Finanzen

Umsätze und Erträge der Apotheken sind gestiegen

Das Honorar für Apotheker wurde in den letzten Jahren kontinuierlich erhöht. Eine angemessene Bezahlung ist auch nötig.

Um die flächendeckende Arzneimittelversorgung zu sichern, müssen die Honorare stimmen. (Foto: Flickr/Metropolico.org/CC BY-SA 2.0)

Um die flächendeckende Arzneimittelversorgung zu sichern, müssen die Honorare stimmen. (Foto: Flickr/Metropolico.org/CC BY-SA 2.0)

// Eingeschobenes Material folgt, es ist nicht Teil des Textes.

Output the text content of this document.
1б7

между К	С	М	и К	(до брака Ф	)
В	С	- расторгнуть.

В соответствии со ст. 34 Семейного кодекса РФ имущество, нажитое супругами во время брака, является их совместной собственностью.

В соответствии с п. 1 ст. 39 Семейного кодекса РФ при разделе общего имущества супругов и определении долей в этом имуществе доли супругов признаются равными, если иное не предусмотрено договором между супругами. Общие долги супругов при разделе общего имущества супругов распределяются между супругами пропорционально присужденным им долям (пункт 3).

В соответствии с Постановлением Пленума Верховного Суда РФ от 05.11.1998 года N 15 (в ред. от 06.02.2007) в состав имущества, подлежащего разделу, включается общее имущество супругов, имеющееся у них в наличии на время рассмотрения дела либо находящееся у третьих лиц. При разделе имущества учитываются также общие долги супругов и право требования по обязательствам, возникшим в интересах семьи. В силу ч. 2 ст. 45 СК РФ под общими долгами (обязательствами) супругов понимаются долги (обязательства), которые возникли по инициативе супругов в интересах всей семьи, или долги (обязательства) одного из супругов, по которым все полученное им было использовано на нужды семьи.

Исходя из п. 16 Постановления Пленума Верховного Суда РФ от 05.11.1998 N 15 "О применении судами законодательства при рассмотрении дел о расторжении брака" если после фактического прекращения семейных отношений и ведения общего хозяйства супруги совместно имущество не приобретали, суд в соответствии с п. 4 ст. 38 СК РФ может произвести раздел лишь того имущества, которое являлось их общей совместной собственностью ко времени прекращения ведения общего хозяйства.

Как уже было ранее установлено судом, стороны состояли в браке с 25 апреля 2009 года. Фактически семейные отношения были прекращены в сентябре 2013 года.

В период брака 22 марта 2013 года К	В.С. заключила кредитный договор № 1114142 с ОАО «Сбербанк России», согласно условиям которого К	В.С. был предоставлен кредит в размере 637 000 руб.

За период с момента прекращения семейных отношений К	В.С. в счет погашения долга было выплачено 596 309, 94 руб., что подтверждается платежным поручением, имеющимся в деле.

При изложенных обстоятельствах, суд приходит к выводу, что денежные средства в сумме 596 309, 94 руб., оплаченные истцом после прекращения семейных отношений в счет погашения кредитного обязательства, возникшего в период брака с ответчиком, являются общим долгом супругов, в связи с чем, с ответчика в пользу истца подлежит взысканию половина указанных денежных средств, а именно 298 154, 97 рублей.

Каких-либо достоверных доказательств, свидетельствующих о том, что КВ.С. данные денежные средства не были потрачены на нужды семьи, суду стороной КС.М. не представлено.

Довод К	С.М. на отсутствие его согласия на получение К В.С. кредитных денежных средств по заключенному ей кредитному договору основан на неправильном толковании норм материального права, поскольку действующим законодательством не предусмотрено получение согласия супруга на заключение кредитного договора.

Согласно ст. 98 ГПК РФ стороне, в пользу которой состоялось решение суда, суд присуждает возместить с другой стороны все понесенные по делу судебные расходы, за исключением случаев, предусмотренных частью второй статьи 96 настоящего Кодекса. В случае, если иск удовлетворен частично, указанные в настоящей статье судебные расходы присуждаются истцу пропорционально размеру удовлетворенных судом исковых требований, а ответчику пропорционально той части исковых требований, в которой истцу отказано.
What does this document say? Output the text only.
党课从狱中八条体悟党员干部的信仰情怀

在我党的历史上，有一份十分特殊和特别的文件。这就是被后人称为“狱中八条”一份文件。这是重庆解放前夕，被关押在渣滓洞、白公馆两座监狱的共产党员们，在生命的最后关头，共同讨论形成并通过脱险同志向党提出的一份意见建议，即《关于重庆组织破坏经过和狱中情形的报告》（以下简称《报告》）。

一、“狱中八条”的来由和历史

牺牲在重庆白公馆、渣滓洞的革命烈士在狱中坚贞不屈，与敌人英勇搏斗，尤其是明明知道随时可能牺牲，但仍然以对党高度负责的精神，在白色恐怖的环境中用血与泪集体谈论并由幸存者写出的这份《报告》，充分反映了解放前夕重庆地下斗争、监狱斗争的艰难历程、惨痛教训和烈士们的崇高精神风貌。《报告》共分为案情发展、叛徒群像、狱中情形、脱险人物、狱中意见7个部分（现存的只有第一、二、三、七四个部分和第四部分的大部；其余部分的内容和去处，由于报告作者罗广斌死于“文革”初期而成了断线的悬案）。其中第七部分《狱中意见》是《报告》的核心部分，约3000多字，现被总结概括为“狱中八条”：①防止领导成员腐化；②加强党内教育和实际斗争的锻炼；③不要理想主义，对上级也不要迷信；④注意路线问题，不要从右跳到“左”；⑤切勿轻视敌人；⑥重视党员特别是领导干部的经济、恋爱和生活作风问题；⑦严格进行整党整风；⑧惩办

Das Honorar für Apotheker ist bei der Abgabe verschreibungspflichtiger Arzneien klar reglementiert: Pro Arzneipackung erhalten sie drei Prozent vom Apothekeneinkaufspreis und einen Fixzuschlag in Höhe von 8,35 Euro. Dennoch, es steigt regelmäßig: Allein 2013 stiegen die Honorare um über 100 Millionen Euro durch die Erhöhung des Festpreises um 25 Cent, die Reduzierung des Kassenabschlags auf heute 1,77 Euro und die Einführung des Nacht- u. Notdienstfonds.

Voraussichtlich zum 1. April dieses Jahres kommen erneut über 100 Millionen Euro durch das Inkrafttreten des Arzneimittelversorgungsstärkungsgesetzes hinzu und zwar für die Beratung im Betäubungsmittelbereich und bei der Herstellung von Rezepturen.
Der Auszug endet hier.